I you like a deeper work on Linux development, I can recommend the book "Rebel Code" by Glyn Moody.
fetchmail, is an open-source software utility to retrieve e-mail from a remote mail server. It was developed by Eric S. Raymond from the popclient program, written by Carl Harris. Its chief significance is perhaps that its author, Eric S. Raymond, used it as a model to discuss his theories of open source software development in this book. Some programmers, including Dan Bernstein, getmail creator Charles Cazabon and FreeBSD developer Terry Lambert, have criticized fetchmail's design], its number of security holes, and that it was prematurely put into "maintenance mode". In 2004, a new team of maintainers took over fetchmail development, and laid out development plans that in some cases broke with design decisions that Eric Raymond had made in earlier versions.

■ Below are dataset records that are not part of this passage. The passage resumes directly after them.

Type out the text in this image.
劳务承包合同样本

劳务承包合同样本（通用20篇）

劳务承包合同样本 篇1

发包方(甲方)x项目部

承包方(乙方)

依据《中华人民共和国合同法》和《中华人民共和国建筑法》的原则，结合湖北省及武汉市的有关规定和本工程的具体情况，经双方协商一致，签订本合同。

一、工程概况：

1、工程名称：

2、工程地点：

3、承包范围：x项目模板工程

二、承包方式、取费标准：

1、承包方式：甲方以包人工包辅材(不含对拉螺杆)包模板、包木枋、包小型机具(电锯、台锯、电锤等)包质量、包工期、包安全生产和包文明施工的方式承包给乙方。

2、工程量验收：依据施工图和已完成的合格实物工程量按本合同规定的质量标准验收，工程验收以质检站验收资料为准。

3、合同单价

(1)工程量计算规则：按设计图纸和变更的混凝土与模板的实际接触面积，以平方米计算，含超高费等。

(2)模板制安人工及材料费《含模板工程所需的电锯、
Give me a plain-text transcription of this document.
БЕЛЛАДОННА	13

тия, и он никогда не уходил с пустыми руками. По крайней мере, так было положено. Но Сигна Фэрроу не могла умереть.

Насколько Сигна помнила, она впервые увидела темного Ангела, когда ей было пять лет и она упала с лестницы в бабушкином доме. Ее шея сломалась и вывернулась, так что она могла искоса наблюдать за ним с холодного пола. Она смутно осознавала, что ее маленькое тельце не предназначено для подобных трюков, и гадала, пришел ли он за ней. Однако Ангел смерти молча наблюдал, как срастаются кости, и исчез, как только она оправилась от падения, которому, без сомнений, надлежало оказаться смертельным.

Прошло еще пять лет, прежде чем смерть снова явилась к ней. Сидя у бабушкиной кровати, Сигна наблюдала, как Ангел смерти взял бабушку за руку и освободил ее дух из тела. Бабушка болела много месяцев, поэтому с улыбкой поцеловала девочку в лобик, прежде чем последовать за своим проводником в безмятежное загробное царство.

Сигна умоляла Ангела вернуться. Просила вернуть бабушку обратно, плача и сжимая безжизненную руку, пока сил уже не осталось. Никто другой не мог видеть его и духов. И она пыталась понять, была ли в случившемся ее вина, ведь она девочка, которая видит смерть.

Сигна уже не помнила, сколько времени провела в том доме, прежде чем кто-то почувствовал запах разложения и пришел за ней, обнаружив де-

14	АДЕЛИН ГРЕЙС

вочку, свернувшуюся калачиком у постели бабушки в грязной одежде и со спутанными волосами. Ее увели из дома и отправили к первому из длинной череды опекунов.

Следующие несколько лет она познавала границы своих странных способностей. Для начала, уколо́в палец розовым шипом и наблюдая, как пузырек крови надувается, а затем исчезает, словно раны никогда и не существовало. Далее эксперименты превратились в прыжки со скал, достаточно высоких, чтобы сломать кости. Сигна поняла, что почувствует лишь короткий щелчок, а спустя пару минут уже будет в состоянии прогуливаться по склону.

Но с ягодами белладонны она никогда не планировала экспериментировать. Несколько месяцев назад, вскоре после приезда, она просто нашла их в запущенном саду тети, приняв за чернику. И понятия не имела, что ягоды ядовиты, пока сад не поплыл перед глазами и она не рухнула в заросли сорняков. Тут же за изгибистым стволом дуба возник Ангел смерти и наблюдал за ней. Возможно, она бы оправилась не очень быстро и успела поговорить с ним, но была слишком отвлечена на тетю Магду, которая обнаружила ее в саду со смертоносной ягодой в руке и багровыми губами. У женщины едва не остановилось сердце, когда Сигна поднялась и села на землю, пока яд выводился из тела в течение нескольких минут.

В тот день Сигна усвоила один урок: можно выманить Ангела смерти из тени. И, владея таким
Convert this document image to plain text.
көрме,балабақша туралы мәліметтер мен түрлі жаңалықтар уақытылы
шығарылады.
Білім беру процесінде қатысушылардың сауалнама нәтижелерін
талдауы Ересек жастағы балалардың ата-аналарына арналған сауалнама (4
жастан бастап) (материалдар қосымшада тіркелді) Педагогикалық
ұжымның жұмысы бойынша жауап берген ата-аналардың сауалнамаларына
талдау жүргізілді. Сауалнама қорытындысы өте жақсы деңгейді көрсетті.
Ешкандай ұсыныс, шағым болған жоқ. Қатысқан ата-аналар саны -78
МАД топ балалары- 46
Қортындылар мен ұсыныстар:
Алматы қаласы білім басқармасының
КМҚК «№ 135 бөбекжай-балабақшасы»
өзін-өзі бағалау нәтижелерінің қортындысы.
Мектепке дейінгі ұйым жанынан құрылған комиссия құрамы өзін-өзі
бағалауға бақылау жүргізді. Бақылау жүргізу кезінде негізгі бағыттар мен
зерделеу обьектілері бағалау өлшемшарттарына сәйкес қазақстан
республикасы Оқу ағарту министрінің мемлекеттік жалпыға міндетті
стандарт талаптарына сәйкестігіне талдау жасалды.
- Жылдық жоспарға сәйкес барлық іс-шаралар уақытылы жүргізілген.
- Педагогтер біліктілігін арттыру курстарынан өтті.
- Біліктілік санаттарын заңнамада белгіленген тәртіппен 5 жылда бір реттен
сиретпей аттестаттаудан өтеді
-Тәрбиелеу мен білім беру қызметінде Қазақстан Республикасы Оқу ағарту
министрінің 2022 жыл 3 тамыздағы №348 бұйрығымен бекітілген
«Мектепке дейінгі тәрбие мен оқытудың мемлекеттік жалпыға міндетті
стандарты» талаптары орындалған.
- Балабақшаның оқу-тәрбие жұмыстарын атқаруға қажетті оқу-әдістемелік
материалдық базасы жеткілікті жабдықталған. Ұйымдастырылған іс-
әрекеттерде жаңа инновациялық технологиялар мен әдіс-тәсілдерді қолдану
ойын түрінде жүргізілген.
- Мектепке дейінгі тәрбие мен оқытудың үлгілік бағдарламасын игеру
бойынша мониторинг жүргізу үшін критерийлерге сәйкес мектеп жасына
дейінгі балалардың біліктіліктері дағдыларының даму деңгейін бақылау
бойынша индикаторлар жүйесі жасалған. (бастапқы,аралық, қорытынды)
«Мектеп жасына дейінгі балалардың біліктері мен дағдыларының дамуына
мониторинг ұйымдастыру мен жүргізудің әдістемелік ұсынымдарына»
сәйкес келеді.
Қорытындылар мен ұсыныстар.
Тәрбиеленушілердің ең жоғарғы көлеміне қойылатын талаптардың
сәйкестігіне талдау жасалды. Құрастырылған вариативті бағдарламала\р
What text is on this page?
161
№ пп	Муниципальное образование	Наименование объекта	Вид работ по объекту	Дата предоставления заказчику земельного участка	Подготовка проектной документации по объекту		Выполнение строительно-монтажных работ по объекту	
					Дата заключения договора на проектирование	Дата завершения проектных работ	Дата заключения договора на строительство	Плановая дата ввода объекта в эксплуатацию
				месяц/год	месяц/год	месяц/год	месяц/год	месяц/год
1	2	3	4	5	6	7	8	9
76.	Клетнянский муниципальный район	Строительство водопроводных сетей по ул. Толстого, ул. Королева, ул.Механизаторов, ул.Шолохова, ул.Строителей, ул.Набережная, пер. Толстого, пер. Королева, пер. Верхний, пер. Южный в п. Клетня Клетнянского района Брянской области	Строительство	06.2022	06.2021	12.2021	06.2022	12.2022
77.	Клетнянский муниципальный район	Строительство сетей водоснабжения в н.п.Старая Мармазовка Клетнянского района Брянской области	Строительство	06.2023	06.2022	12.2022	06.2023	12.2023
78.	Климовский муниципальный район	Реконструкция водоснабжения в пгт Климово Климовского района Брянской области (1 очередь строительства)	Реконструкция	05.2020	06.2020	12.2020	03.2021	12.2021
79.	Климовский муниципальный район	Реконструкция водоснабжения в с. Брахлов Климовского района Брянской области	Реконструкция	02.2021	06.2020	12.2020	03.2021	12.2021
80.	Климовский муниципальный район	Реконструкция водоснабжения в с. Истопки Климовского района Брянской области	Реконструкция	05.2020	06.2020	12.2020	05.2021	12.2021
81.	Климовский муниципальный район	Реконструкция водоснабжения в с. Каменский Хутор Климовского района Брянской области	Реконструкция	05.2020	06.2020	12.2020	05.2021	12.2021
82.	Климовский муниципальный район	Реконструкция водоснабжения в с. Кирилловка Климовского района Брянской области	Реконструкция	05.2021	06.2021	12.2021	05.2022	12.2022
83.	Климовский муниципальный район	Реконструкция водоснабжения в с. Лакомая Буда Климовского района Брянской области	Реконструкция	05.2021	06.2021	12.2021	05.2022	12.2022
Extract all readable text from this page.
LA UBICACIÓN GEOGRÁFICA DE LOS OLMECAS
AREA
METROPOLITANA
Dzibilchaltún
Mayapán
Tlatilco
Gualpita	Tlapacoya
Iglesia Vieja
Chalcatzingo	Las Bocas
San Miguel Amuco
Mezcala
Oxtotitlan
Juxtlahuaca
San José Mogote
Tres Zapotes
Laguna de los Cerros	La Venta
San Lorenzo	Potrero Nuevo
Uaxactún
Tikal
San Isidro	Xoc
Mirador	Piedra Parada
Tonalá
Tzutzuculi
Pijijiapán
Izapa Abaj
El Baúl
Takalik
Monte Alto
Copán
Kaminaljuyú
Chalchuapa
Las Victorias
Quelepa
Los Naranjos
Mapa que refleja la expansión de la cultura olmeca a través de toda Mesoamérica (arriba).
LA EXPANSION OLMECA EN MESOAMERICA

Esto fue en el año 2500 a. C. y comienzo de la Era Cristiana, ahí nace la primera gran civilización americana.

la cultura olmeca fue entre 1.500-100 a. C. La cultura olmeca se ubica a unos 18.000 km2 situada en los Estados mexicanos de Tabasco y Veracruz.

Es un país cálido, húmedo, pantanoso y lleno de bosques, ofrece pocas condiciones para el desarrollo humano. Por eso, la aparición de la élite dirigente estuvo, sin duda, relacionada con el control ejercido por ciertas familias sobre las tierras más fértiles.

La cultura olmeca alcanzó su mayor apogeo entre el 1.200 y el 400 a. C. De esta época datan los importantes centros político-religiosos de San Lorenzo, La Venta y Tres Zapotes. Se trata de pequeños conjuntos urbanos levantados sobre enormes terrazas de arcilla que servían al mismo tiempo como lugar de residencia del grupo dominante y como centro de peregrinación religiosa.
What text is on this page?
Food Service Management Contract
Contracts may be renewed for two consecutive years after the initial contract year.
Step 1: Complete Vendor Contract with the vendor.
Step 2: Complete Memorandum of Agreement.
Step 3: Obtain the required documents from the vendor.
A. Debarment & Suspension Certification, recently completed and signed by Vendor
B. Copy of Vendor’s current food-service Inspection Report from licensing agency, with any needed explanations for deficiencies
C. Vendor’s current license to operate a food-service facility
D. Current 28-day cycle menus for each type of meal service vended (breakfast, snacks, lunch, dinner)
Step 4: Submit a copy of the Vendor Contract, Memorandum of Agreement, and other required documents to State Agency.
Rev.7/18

The essays in the book describe open-source software, the process of systematically harnessing open develplment and decentralized peer review to lower costs and improve software quality. contrasts two different free software development models:
- The Cathedral model, in which source code is available with each software release, but code developed between releases is restricted to an exclusive group of software developers. GNU Emacs and GCC are presented as examples.
- The Bazaar model, in which the code is developed over the Internet in view of the public. Raymond credits Linus Torvalds, leader of the Linux kernel project, as the inventor of this process. Raymond also provides anecdotal accounts of his own implementation of this model for the fetchmail project.
The essay's central thesis is Raymond's proposition that "given enough eyeballs, all bugs are shallow" (which he terms Linus' law): the more widely available the source code is for public testing, scrutiny, and experimentation, the more rapidly all forms of bugs will be discovered. In contrast, Raymond claims that an inordinate amount of time and energy must be spent hunting for bugs in the Cathedral model, since the working version of the code is available only to a few developers.
When O'Reilly Media published the book in 1999, it achieved another distinction by being the first complete and commercially distributed book published under the Open Publication License.